本實施方式的亮度是做為評價鈦陰極表面粗糙度的指標,公知常識是,當表面粗糙度大,光的反射量變少,因此亮度值降低;反之,當表面粗糙度愈小,表面愈趨於平滑,則光的反射量變大,亮度值昇高。從第 一圖的實驗結果可證明,經本發明之改質方法使鈦陰極的表面亮度顯著提昇,意即鈦陰極的表面粗糙度顯著降低。當鈦陰極的表面粗糙度降低,由其所析出的生銅箔的表面粗糙度也跟著降低,利於生產光面(S面)為低粗糙度的生銅箔。 The brightness of this embodiment is used as an index for evaluating the surface roughness of the titanium cathode. It is common knowledge that when the surface roughness is large, the amount of light reflection decreases, so the brightness value decreases; conversely, when the surface roughness is smaller, the surface is more inclined With smoothing, the amount of light reflection increases and the brightness value increases. From the first The experimental results in a figure can prove that the surface brightness of the titanium cathode is significantly improved by the modification method of the present invention, which means that the surface roughness of the titanium cathode is significantly reduced. When the surface roughness of the titanium cathode is reduced, the surface roughness of the green copper foil precipitated therefrom is also reduced, which is beneficial to the production of green copper foil with a smooth surface (S surface) having a low roughness.

第二實施例Second embodiment

本發明鈦陰極表面改質方法,包括: The titanium cathode surface modification method of the invention comprises:

步驟一,鈦陰極表面以粗糙度至少1000的砂紙進行打磨,使鈦陰極表面成為經物理改質的表面。 In step one, the surface of the titanium cathode is polished with sandpaper having a roughness of at least 1000, so that the surface of the titanium cathode becomes a physically modified surface.

步驟二,鈦陰極經物理改質的表面經一電鍍步驟析出一導電層;該導電層為銅層。 In step two, a physically modified surface of the titanium cathode undergoes an electroplating step to precipitate a conductive layer; the conductive layer is a copper layer.

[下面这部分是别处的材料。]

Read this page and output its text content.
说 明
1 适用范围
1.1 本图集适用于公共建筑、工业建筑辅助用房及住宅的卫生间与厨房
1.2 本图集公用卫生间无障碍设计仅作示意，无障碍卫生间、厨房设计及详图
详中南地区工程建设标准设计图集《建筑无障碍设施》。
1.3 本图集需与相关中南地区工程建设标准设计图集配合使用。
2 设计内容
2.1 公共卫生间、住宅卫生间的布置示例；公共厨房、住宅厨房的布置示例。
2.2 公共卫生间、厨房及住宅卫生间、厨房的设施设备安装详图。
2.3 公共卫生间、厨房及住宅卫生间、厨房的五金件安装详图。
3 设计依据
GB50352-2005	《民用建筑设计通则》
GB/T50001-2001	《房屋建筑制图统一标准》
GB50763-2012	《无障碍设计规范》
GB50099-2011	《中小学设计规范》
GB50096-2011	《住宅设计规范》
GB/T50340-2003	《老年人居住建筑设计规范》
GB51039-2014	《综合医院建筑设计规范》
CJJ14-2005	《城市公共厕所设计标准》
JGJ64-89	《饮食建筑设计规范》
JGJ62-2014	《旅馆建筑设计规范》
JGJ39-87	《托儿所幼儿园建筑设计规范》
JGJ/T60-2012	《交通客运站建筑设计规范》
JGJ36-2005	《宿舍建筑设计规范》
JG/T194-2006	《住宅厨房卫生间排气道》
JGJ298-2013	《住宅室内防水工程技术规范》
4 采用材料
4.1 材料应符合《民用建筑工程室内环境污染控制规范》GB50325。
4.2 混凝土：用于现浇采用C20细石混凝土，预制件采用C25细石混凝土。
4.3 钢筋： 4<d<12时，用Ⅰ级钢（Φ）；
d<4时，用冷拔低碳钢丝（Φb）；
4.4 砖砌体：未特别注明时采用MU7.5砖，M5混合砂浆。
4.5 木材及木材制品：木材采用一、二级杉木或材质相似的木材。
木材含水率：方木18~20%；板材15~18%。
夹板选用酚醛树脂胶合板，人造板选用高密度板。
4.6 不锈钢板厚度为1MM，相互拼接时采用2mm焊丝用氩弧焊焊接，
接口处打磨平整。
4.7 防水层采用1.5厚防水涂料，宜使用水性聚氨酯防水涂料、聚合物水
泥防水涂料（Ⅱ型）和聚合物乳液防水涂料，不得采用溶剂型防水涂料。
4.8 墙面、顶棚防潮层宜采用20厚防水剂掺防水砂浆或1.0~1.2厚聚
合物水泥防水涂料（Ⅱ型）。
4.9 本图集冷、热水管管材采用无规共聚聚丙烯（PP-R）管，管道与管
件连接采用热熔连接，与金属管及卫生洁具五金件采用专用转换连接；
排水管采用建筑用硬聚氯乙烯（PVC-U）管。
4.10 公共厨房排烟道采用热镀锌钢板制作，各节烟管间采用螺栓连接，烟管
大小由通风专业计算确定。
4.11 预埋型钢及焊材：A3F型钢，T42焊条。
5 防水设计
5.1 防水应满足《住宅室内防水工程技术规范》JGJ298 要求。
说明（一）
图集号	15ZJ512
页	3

該電鍍步驟中採用的電鍍液組成分包含可溶性銅鹽、pH調整劑、以及添加劑。可溶性銅鹽,優選為硫酸銅五水化合物,145g/L~250g/L,優選為220g/L。pH調整劑,包含但不限於硝酸、鹽酸、硫酸、磷酸;優選為硫酸,濃度為3%~10%(V/V);pH為-0.20~1.30。添加劑:包含氯離子、加速劑、平整劑、抑制劑。其中,氯離子濃度為5~50ppm,優選為10ppm。加速劑選自硫醇類化合物,包含但不限於SPS(聚二硫二丙烷磺酸鈉)、MPS(3-巰基-1-丙烷磺酸鈉)、DPS(N,N-二甲基-二硫代羰基丙烷磺酸鈉)、ZPS(3-(苯駢噻唑-2-巰基)-丙烷磺酸鈉)、UPS(硫脲丙基硫酸鹽)之擇一;濃度為50-150ppm,優選為100ppm。平整劑選自有機含氮雜環化合物,包含但不限於JGB(Janus Green B)、DB(Diazine Black)、MV(Methylene Violet 3RAX)、SO(Safranine O)、ABPV(Alcian Blue Pyridine Variant)及BTA(Benzotriazole),濃度為5~100ppm,優選為10ppm。抑制劑選自聚乙二醇 (Polyethlene glycol,PEG),分子量3000~12000,濃度為50~300ppm,優選為200ppm。 The composition of the plating solution used in this plating step includes a soluble copper salt, a pH adjuster, and an additive. The soluble copper salt is preferably a copper sulfate pentahydrate, 145 g / L to 250 g / L, and preferably 220 g / L. The pH adjuster includes, but is not limited to, nitric acid, hydrochloric acid, sulfuric acid, and phosphoric acid; sulfuric acid is preferred; the concentration is 3% to 10% (V / V); and the pH is -0.20 to 1.30. Additives: Contains chloride ions, accelerators, levelling agents, inhibitors. Among them, the chloride ion concentration is 5 to 50 ppm, and preferably 10 ppm. The accelerator is selected from thiol compounds, including but not limited to SPS (sodium dithiodipropane sulfonate), MPS (sodium 3-mercapto-1-propane sulfonate), DPS (N, N-dimethyl-di- Alternatives to sodium thiocarbonylpropane sulfonate), ZPS (3- (benzothiothiazol-2-mercapto) -sodium propane sulfonate), UPS (thioureapropyl sulfate); concentration is 50-150ppm, preferably 100ppm. The leveling agent is selected from organic nitrogen-containing heterocyclic compounds, including but not limited to JGB (Janus Green B), DB (Diazine Black), MV (Methylene Violet 3RAX), SO (Safranine O), ABPV (Alcian Blue Pyridine Variant), and BTA (Benzotriazole) at a concentration of 5 to 100 ppm, preferably 10 ppm. Inhibitor selected from polyethylene glycol (Polyethlene glycol, PEG), molecular weight 3000 ~ 12000, concentration 50 ~ 300ppm, preferably 200ppm.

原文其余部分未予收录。